Researchers at Australia's University of New South Wales recently designed the Moral Storytelling System, a computer program that forgoes all the messy human parts of writing a story to bring you undiluted, AI-generated narratives.
However, the Moral Storytelling System, or MOSS, focuses exclusively on fables, because less straightforward storytelling remains still too complex for artificial intelligence. Developer of the program Margaret Sarlej told The Guardian, "When you consider all the different things that could happen in a story—all the possible events, their outcomes (which may vary depending on the situation), and how characters react to these events—it's an extremely complex space which needs to be very precisely defined. On top of that lies plot: how to structure a story so that it actually means something or has a desired effect on readers. Computers need everything to be defined logically, but it is very difficult to specify hard and fast rules for plot."
The current system operates by generating a narrative path based on a human user's selection from one out of six morals found in Aesop's fables: retribution, greed, pride, realistic expectations, recklessness and reward. After the desired moral outcome is selected, the computer produces a sequence of events, with characters capable of experiencing a total of twenty-two emotions.
More elaborate storytelling, according to Sarlej, would require a rudimentary grasp of common sense. Which, generally speaking, is still pretty much a human thing (for those of you keeping score at home that's robots: infinity, humans: 2.3). But supervisor of the project and artificial intelligence expert Dr. Malcolm Ryan, predicts that "computers will be making interesting and meaningful contributions to literature within the decade." Though he also admits that "they might be more experimental than mainstream, but the computer will definitely be doing some of the work of writing."
You hear that, everyone? That's the sound of Amazon and book publishers everywhere successfully starving out their human authors ten years from now.
But Sarlej emphasizes that, rather than looking to replace human authors, computer storytellers could work alongside their human counterparts to, "serve as a tool for developing new ways of experiencing story. The possibilities they offer for interactivity open up a wealth of opportunities that traditional authors have probably never even considered." She also believes the program could be used educationally, as a way to teach morals to children in more personally tailored ways, by using the specific characters and settings that will engage them most.
Here's an example of MOSS's work below:
Once upon a time there lived a dragon, a fairy and a princess. The dragon hated the fairy.

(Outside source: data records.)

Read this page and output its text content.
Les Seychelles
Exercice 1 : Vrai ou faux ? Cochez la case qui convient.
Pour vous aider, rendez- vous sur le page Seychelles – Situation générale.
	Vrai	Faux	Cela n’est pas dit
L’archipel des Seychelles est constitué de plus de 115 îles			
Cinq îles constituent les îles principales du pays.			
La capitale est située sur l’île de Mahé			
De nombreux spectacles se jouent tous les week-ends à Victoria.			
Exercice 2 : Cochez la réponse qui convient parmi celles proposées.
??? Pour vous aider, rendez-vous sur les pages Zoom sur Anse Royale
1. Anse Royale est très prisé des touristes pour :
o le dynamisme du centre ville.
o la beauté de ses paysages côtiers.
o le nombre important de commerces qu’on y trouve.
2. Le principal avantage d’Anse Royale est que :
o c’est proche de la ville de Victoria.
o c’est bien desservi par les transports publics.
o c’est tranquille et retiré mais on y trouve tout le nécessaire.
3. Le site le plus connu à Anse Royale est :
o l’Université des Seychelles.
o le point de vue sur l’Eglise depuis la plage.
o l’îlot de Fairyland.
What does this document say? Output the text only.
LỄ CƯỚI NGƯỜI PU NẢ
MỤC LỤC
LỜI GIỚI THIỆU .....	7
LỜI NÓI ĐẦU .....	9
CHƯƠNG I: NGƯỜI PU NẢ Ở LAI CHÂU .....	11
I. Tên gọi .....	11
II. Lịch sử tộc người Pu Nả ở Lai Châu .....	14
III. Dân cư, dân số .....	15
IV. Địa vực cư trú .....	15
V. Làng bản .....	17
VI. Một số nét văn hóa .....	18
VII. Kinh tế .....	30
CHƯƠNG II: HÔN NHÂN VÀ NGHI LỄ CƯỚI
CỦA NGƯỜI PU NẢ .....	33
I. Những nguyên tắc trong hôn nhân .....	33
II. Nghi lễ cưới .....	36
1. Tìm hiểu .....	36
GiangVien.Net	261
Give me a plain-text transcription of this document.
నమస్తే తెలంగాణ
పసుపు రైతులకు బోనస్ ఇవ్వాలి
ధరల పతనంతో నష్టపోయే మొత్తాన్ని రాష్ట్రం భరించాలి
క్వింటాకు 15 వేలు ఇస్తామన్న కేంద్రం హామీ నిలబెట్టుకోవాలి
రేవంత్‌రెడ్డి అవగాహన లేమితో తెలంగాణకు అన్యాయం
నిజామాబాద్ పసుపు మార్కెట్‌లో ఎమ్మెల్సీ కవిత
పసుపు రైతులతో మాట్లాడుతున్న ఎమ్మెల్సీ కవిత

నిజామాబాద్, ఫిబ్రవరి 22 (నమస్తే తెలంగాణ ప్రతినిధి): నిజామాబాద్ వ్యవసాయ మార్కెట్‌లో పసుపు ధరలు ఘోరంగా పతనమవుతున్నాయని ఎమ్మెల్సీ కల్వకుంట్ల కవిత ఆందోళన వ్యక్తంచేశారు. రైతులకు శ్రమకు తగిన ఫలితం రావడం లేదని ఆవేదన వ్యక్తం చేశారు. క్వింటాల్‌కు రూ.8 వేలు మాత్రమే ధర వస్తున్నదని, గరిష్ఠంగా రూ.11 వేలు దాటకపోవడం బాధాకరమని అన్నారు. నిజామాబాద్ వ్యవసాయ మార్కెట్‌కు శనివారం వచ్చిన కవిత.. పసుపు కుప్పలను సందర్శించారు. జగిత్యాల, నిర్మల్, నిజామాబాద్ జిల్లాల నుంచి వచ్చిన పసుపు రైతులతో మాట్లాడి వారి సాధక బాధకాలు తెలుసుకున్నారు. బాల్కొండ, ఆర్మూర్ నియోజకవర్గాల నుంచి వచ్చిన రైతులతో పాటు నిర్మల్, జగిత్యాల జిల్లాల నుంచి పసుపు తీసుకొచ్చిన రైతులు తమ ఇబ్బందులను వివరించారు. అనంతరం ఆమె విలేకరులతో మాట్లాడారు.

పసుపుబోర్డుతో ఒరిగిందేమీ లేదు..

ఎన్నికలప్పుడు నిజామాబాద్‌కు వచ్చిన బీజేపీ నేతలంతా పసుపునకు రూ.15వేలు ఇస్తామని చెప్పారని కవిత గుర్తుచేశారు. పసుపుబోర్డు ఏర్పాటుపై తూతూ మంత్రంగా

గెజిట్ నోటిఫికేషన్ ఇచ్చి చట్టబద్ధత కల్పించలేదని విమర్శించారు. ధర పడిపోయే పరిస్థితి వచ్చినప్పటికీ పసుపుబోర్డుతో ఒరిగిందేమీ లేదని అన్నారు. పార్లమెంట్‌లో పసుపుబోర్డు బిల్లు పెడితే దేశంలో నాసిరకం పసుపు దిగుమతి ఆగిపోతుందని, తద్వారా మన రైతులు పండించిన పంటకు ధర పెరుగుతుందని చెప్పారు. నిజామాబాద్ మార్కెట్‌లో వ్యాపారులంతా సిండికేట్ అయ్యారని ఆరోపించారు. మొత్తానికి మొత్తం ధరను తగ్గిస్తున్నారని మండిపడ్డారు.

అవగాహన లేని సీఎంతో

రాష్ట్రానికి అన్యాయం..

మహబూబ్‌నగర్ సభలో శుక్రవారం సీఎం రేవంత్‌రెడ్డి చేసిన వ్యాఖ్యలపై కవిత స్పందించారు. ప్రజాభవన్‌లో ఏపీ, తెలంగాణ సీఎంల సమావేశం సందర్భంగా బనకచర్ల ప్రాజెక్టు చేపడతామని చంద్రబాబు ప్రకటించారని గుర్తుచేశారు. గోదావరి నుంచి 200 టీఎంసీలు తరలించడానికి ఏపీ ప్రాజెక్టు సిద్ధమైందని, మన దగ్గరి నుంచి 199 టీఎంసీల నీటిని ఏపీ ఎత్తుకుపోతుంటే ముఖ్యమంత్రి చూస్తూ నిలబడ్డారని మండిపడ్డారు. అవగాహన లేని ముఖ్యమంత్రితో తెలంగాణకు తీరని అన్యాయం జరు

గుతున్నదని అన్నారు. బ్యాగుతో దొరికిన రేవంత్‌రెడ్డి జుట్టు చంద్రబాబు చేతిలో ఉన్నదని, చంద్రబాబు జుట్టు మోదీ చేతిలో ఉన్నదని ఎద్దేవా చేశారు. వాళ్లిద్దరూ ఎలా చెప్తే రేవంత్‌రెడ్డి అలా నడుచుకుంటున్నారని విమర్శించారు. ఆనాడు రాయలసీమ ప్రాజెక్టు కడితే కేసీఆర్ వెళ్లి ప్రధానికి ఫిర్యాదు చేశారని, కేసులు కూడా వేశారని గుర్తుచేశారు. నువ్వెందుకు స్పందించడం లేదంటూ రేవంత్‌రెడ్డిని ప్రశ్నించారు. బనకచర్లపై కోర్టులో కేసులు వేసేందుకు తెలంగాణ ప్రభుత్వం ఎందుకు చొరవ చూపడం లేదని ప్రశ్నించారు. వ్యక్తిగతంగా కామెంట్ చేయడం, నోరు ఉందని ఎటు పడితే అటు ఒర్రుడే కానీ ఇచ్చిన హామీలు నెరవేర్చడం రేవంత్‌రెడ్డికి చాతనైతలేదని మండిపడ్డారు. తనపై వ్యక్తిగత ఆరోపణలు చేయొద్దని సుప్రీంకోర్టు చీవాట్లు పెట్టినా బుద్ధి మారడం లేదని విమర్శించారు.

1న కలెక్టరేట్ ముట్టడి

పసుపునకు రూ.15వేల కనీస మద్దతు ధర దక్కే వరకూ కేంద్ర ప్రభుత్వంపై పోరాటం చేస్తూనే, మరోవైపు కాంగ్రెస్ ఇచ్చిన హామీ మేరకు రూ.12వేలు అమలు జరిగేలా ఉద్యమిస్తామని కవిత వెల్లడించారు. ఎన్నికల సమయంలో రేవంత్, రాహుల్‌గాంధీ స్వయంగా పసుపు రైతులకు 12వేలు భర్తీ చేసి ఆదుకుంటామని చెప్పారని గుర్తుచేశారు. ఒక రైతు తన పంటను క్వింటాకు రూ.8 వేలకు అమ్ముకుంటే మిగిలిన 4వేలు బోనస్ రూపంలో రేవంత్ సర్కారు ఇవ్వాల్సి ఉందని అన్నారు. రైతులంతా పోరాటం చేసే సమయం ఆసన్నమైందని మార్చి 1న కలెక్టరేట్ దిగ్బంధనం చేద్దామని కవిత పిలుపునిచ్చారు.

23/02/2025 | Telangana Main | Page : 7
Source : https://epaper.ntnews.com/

One summer's morning the dragon gave the treasure to the princess. As a result, the princess had the treasure. The princess felt joy that she had the treasure. The princess felt gratitude towards the dragon about giving the treasure to her because she had the treasure. The fairy and the princess started to love the dragon.
A short time later the princess killed the fairy. As a result, the fairy was dead. The dragon felt joy that the fairy was dead. The dragon felt gratitude towards the princess about killing the fairy because the fairy was dead.